An effective preaching ministry must come from a sharp analysis of the congregation’s needs and capabilities. Has the church a core of well-grounded leadership? Has it a wide field of opportunity? If so, then evangelism is undoubtedly a definite need. Is it an old-line church in an area already largely enlisted in some church or churches? Then perhaps Bible study and/or missions is the greatest need. Is the church on the fringe of a changing racial and/or economic situation? Then Christian understanding may be especially called for. These are but samples of the many possible situations. No pastor will preach effectively until he knows clearly just what his church’s needs are.

But more than this is necessary. The pastor must also know his people’s ability to understand their own needs. I believe that it was Hyman Appleman who recalled his experience as a young fire-eater in a student pastorate. After months of impassioned preaching with no results, he finally asked an old farmer in the congregation what was wrong. The wise member replied, “Chickens love corn, but they’ll run if you throw it at their heads.” Your congregation may show an abysmal ignorance of the Book of Romans. But if you throw your seminary course at them, heavily larded with quotations from the original Greek and the church fathers, they’ll tune out very fast! An author’s advice to young writers seems appropriate here: “Don’t overestimate a reader’s knowledge nor underestimate his intelligence.” Your congregation probably has little knowledge of the Bible but wants more. It has no knowledge of Greek, and what’s more, couldn’t care less (unless, of course, the people just like to hear their preacher sound learned!). While the latest social theories or the relevance of the Dead Sea Scrolls may interest you, I doubt if many congregations will lap up this sort of thing. There is nothing wrong with a preacher’s utilizing such resources in his sermon preparation, but they should certainly not be the main substance of his preaching.

So far I have said little about the preacher’s own preaching interests. Actually, they are of secondary importance; he is first of all to minister not to his own ego but to the needs of his congregation. Personal interests ought not to be completely ignored, of course, as they can enrich his pattern of preaching. What’s more, the minister who continually preaches only from a sense of duty soon loses the feeling of enthusiasm or urgency that should enliven his work. But his main choice of subject matter, vocabulary, illustrations, and so on, must be dictated by the academic level, the professional and social status of his real congregation.

Is planning sermons around the needs and receptive abilities of our congregations all that is necessary? By no means.

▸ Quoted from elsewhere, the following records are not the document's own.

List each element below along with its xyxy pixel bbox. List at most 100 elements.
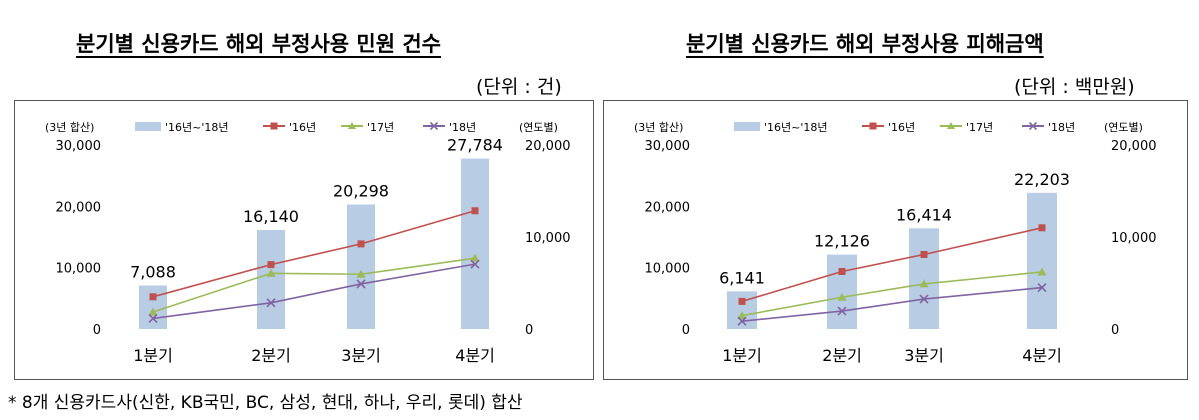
point-marker [919,279,929,288]
legend-bar-swatch [734,122,760,131]
left-axis-caption: (3년 합산) [634,121,683,134]
bar [827,254,857,329]
right-tick-label: 10,000 [1111,231,1157,246]
category-label: 1분기 [722,346,762,365]
legend-triangle-marker [947,122,955,129]
point-marker [1037,267,1047,276]
bar-value-label: 16,414 [896,205,952,224]
left-tick-label: 0 [682,323,690,338]
point-marker [737,316,747,326]
left-tick-label: 10,000 [56,262,102,277]
point-marker [837,292,847,301]
legend-2016: '16년 [862,121,915,134]
legend-label: '16년 [289,121,316,134]
left-tick-label: 30,000 [56,139,102,154]
point-marker [470,253,480,262]
bar [461,158,489,329]
legend-square-marker [869,122,877,130]
legend-bar: '16년~'18년 [135,121,229,134]
bar [909,228,939,329]
point-marker [148,307,158,316]
legend-2016: '16년 [263,121,316,134]
bar-value-label: 20,298 [333,182,389,201]
legend-label: '17년 [367,121,394,134]
legend-2018: '18년 [423,121,476,134]
category-label: 3분기 [341,346,381,365]
point-marker [1037,283,1047,293]
point-marker [357,240,365,248]
category-label: 2분기 [822,346,862,365]
line-2016 [152,210,476,298]
legend-x-marker [1028,121,1038,131]
legend-label: '18년 [449,121,476,134]
legend-2017: '17년 [940,121,993,134]
left-tick-label: 20,000 [645,200,691,215]
bar-value-label: 16,140 [243,207,299,226]
point-marker [149,293,157,301]
legend-x-marker [429,121,439,131]
point-marker [267,261,275,269]
point-marker [148,313,158,323]
point-marker [838,268,846,275]
point-marker [471,207,479,215]
line-2017 [152,257,476,313]
right-tick-label: 10,000 [525,231,571,246]
line-2017 [741,271,1043,317]
left-tick-label: 30,000 [645,139,691,154]
legend-label: '16년~'18년 [165,121,229,134]
right-tick-label: 20,000 [525,139,571,154]
legend-bar: '16년~'18년 [734,121,828,134]
complaints-chart: (3년 합산) (연도별) '16년~'18년 '16년 '17년 '18년 0 10,000… [45,121,571,365]
left-tick-label: 0 [93,323,101,338]
left-tick-label: 20,000 [56,200,102,215]
legend-bar-swatch [135,122,161,131]
legend-label: '17년 [966,121,993,134]
point-marker [737,311,747,320]
bar-value-label: 22,203 [1014,170,1070,189]
right-axis-caption: (연도별) [519,121,558,134]
line-2018 [152,263,476,320]
left-axis-caption: (3년 합산) [45,121,94,134]
chart-panel-complaints: (3년 합산) (연도별) '16년~'18년 '16년 '17년 '18년 0 10,000… [14,100,594,380]
category-label: 4분기 [1022,346,1062,365]
point-marker [356,269,366,278]
chart-title-damage: 분기별 신용카드 해외 부정사용 피해금액 [686,32,1044,56]
left-tick-label: 10,000 [645,262,691,277]
legend-2017: '17년 [341,121,394,134]
legend-square-marker [270,122,278,130]
chart-title-complaints: 분기별 신용카드 해외 부정사용 민원 건수 [76,32,441,56]
point-marker [920,250,928,258]
point-marker [356,279,366,289]
legend-label: '16년~'18년 [764,121,828,134]
point-marker [266,298,276,308]
line-2016 [741,227,1043,303]
chart-panel-damage: (3년 합산) (연도별) '16년~'18년 '16년 '17년 '18년 0 10,000… [603,100,1188,380]
legend-triangle-marker [348,122,356,129]
bar-value-label: 7,088 [130,263,176,282]
right-tick-label: 20,000 [1111,139,1157,154]
legend-2018: '18년 [1022,121,1075,134]
right-axis-caption: (연도별) [1104,121,1143,134]
damage-chart: (3년 합산) (연도별) '16년~'18년 '16년 '17년 '18년 0 10,000… [634,121,1157,365]
bar [139,285,167,329]
unit-label-complaints: (단위 : 건) [476,76,562,98]
legend-label: '18년 [1048,121,1075,134]
point-marker [470,259,480,269]
point-marker [919,294,929,304]
point-marker [837,306,847,316]
category-label: 4분기 [455,346,495,365]
point-marker [1038,224,1046,232]
point-marker [738,297,746,305]
point-marker [266,268,276,277]
bar-value-label: 6,141 [719,268,765,287]
legend-label: '16년 [888,121,915,134]
bar [727,291,757,329]
bar-value-label: 27,784 [447,136,503,155]
category-label: 1분기 [133,346,173,365]
bar [347,204,375,329]
bar [257,230,285,329]
unit-label-damage: (단위 : 백만원) [1014,76,1135,98]
right-tick-label: 0 [1111,323,1119,338]
footnote: * 8개 신용카드사(신한, KB국민, BC, 삼성, 현대, 하나, 우리,… [8,393,523,413]
category-label: 3분기 [904,346,944,365]
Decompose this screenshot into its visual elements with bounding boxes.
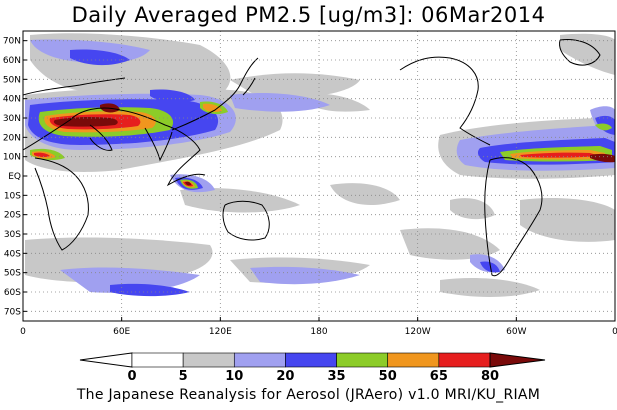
lon-tick-labels: 0 60E 120E 180 120W 60W 0 [20, 317, 617, 337]
colorbar: 0 5 10 20 35 50 65 80 [79, 352, 546, 384]
lon-tick-label: 0 [612, 327, 617, 337]
coastline-north-america [399, 56, 491, 146]
colorbar-right-arrow [489, 352, 546, 368]
lat-tick-label: 10N [3, 153, 21, 163]
coastline-europe [23, 77, 126, 96]
colorbar-level-label: 20 [276, 369, 294, 384]
colorbar-level-label: 35 [328, 369, 346, 384]
lat-tick-labels: 70N 60N 50N 40N 30N 20N 10N EQ 10S 20S 30S 40S 50S 60… [3, 37, 27, 317]
lat-tick-label: 70N [3, 37, 21, 47]
footer-credit: The Japanese Reanalysis for Aerosol (JRA… [76, 387, 541, 403]
colorbar-level-label: 80 [481, 369, 499, 384]
lat-tick-label: 40S [4, 249, 21, 259]
grid-lines [23, 31, 615, 321]
colorbar-level-label: 5 [179, 369, 188, 384]
pm25-map: 70N 60N 50N 40N 30N 20N 10N EQ 10S 20S 30S 40S 50S 60… [3, 30, 617, 337]
lon-tick-label: 180 [310, 327, 327, 337]
lat-tick-label: 30N [3, 114, 21, 124]
pm25-field [25, 33, 615, 297]
colorbar-level-label: 0 [127, 369, 136, 384]
lat-tick-label: 10S [4, 191, 21, 201]
colorbar-segment [233, 352, 286, 368]
lat-tick-label: 60N [3, 56, 21, 66]
map-title: Daily Averaged PM2.5 [ug/m3]: 06Mar2014 [71, 3, 546, 27]
lat-tick-label: 60S [4, 288, 21, 298]
coastline-india [144, 127, 173, 162]
coastline-asia-east [171, 57, 259, 131]
coastlines [23, 39, 601, 277]
lon-tick-label: 60E [113, 327, 130, 337]
colorbar-segment [336, 352, 389, 368]
coastline-greenland [559, 39, 601, 66]
colorbar-segment [131, 352, 184, 368]
coastline-africa-eurasia [23, 107, 206, 187]
colorbar-segment [387, 352, 440, 368]
coastline-japan [242, 77, 256, 96]
lat-tick-label: 30S [4, 230, 21, 240]
lat-tick-label: EQ [8, 172, 21, 182]
lat-tick-label: 40N [3, 95, 21, 105]
lat-tick-label: 70S [4, 307, 21, 317]
lat-tick-label: 50S [4, 269, 21, 279]
coastline-australia [222, 200, 270, 241]
lon-tick-label: 60W [506, 327, 526, 337]
colorbar-segment [438, 352, 491, 368]
coastline-arabia [89, 124, 113, 151]
lat-tick-label: 50N [3, 75, 21, 85]
lon-tick-label: 120E [209, 327, 232, 337]
lon-tick-label: 0 [20, 327, 26, 337]
colorbar-level-label: 50 [379, 369, 397, 384]
coastline-south-america [484, 157, 543, 277]
lat-tick-label: 20N [3, 133, 21, 143]
colorbar-segment [285, 352, 337, 368]
colorbar-level-label: 10 [225, 369, 243, 384]
colorbar-segment [182, 352, 235, 368]
colorbar-left-arrow [79, 352, 133, 368]
coastline-africa [34, 157, 89, 251]
colorbar-level-label: 65 [430, 369, 448, 384]
lon-tick-label: 120W [405, 327, 431, 337]
lat-tick-label: 20S [4, 211, 21, 221]
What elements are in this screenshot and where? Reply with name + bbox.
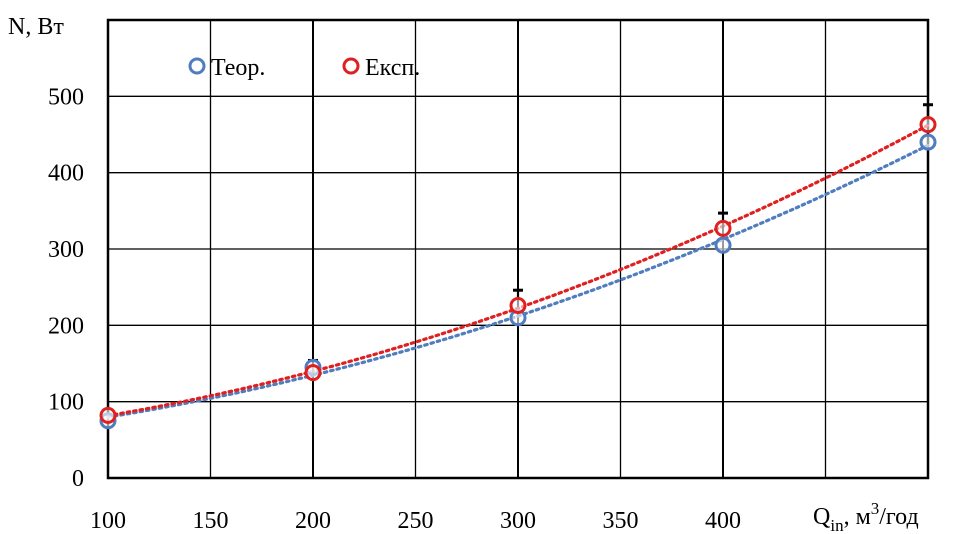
x-tick-label: 100 [90, 508, 126, 534]
legend-marker-eksp [342, 57, 360, 75]
y-tick-label: 200 [48, 313, 84, 339]
data-point-series-1 [919, 116, 937, 134]
data-point-series-0 [919, 133, 937, 151]
data-point-series-0 [714, 236, 732, 254]
data-point-series-1 [509, 296, 527, 314]
x-axis-label: Qin, м3/год [813, 499, 919, 534]
y-tick-label: 500 [48, 84, 84, 110]
legend: Теор. Експ. [188, 55, 420, 81]
plot-border [106, 18, 930, 480]
legend-item-teor: Теор. [188, 55, 265, 81]
legend-item-eksp: Експ. [342, 55, 420, 81]
x-tick-label: 350 [603, 508, 639, 534]
y-tick-label: 100 [48, 390, 84, 416]
x-tick-label: 200 [295, 508, 331, 534]
y-tick-label: 300 [48, 237, 84, 263]
x-tick-label: 300 [500, 508, 536, 534]
data-point-series-1 [714, 219, 732, 237]
data-point-series-1 [304, 364, 322, 382]
x-tick-label: 400 [705, 508, 741, 534]
y-tick-label: 400 [48, 161, 84, 187]
x-tick-label: 150 [193, 508, 229, 534]
y-tick-label: 0 [72, 466, 84, 492]
y-axis-label: N, Вт [8, 14, 64, 40]
data-points [99, 116, 937, 430]
grid [106, 18, 930, 480]
legend-label-eksp: Експ. [365, 55, 420, 81]
legend-marker-teor [188, 57, 206, 75]
legend-label-teor: Теор. [211, 55, 265, 81]
data-point-series-1 [99, 406, 117, 424]
x-tick-label: 250 [398, 508, 434, 534]
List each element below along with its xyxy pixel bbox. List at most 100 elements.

Many an earnest sermon has failed because the preacher neglected to anticipate his congregation’s reactions. A debater’s method of preparing his constructive speech is an excellent one for the preacher to use. The debater continually asks himself just what his opposition is going to reply to this or that point. By anticipating possible objection he eliminates irrelevancies, gets further evidence to support unfamiliar or controversial points, and clarifies his main thesis. He might even omit certain points which he feels are right but which he cannot really support. No one has ever objected to your sermons, you say? Oh, they may give you the usual treatment at the door even though they muttered many a “phooey” earlier. Congregations aren’t ignorant; they just look that way sometimes. Ask yourself what that deadpan businessman might be thinking about your comment concerning the sacredness of Sunday—that you are a bluenose? Got an answer? What might be that soldier’s reaction to your denunciation of the friendly drink—an observation that you were never left alone in the barracks when the rest went out on the town? Got an answer? You’d better have, and in advance.

There is no easy road to preaching. I don’t think many pastors want one. But I do think that the weekly agony of sermon preparation can become very rewarding to both pastor and congregation if the pastor sharpens his perspective.—The REV. HORTON PRESLEY, assistant professor of English, Ottawa University, Ottawa, Kansas.